Spiccava, in bella mostra sul tavolo della giuria, la scritta in rilievo: “LA LEGGE E’ UGUALE PER TUTTI.”
– Meno male – pensò subito il lupo, leggendo quella frase – Se la legge è uguale per tutti, ci sarà giustizia anche per la mia innocenza.
Preannunciata dal suono di campanello, entrò in aula la corte con passo calmo e autoritario.
Il presidente della giuria, espletate le formalità di legge, prese subito la parola.

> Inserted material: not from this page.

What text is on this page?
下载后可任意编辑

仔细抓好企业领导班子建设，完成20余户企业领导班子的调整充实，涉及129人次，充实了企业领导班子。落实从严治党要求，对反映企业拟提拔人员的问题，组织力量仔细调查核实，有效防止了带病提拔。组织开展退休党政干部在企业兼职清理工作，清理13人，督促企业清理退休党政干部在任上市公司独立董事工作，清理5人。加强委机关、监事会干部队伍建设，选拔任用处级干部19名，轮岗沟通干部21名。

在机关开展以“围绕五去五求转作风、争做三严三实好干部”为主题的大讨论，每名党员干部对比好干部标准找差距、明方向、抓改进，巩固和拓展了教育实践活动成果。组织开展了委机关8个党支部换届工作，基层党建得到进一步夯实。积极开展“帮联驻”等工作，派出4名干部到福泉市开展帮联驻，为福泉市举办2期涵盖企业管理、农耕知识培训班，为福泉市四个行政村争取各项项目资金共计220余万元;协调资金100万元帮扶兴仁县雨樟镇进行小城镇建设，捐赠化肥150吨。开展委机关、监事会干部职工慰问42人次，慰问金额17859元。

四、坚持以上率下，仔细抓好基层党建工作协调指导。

– Siete accusato, in quanto lupo, a rispondere dei reati attribuiti a voi e a tutti gli appartenenti alla specie vostra, e precisamente:
– Associazione a delinquere per furto aggravato di bestiame.
– Strage di pecore.
– Vari tentati omicidi ai danni dell’uomo. Avete qualcosa da dichiarare a vostra discolpa?…
– Signor presidente, onorevole giuria, – cominciò il lupo con voce calma e pacata – non sono in grado di capire alla perfezione le accuse che vengono addebitate a me e ai miei consimili, tuttavia riesco a capire che si tratta di accuse gravi e cercherò di discolparmi e a buona ragione, considerato che mi ritengo innocente. Siamo accusati di associazione a delinquere… ma la nostra, signor presidente, e la più naturale delle associazioni, ove si rispettano non soltanto la nostra gerarchia e le nostre leggi, ma tutte le regole che rispettano l’equilibrio della natura. Strage di pecore?!… Suvvia non esageriamo! E’ vero sì che qualche volta, spinti dalla fame, siamo costretti a mangiar qualche pecora vecchia e malata, ma… dobbiamo pur nutrire il nostro corpo! Tentato omicidio? Questa sì è bella! Ma se ogni volta che vediamo l’uomo, o solamente ne sentiamo l’odore, facciamo certi fugoni!!… Non potete farci simili accuse se non avete la minima prova.
– Prove!… Prove!… Quali prove? – rispose, irritato, il presidente – Basta leggere qualsiasi favola per rendersi conto che il lupo è sempre stato cattivo, malvagio e feroce!
– Lo so, lo so,- rispose il lupo mestamente – ma le favole le scrivono gli uomini… non i lupi!
– Basta così!- interruppe il giudice – Tutte bugie! Avete parlato abbastanza per essere un lupo.
Prese infine la parola l’avvocato della difesa ma si limitò a chiedere una mite condanna e suggerì anche che l’imputato fosse rinchiuso in uno zoo per tutta la vita, dietro robuste sbarre di ferro. Almeno così, sosteneva, avrebbe scontato la sua colpa divertendo i bambini.
La corte si ritirò per decidere e dopo qualche minuto il giudice lesse a voce alta la sentenza.
– In base agli articoli ecc…ecc… – In relazione ai capi d’accusa ecc…ecc… esclusa ogni attenuante generica, l’imputato viene riconosciuto colpevole e condannato a morte per impiccagione da eseguirsi immediatamente nella pubblica piazza.
Mentre tutti applaudivano il verdetto, si creò in aula un po’ di confusione. Il lupo approfittando di un attimo di distrazione dei gendarmi che lo tenevano a bada, spiccò un balzo verso la finestra, ruppe il vetro e via di corsa verso il bosco.
Dopo circa mezz’ora giunse, stanco e sudato, nel posto dove lo aspettavano i lupi del branco.
– Allora…- disse il vecchio lupo, che aspettava ansioso la risposta – Hai confrontato la giustezza della nostra legge? Cosa sai dirmi?
– A dir la verità rispose il capobranco – ho capito soltanto una cosa: la nostra legge è perfettamente in regola con la grande legge della natura. Rispettiamola quindi e comportiamoci in modo tale che mai nessuno abbia a dir che qualche volta
“CI SIAMO COMPORTATI DA UOMINI E NON DA LUPI”.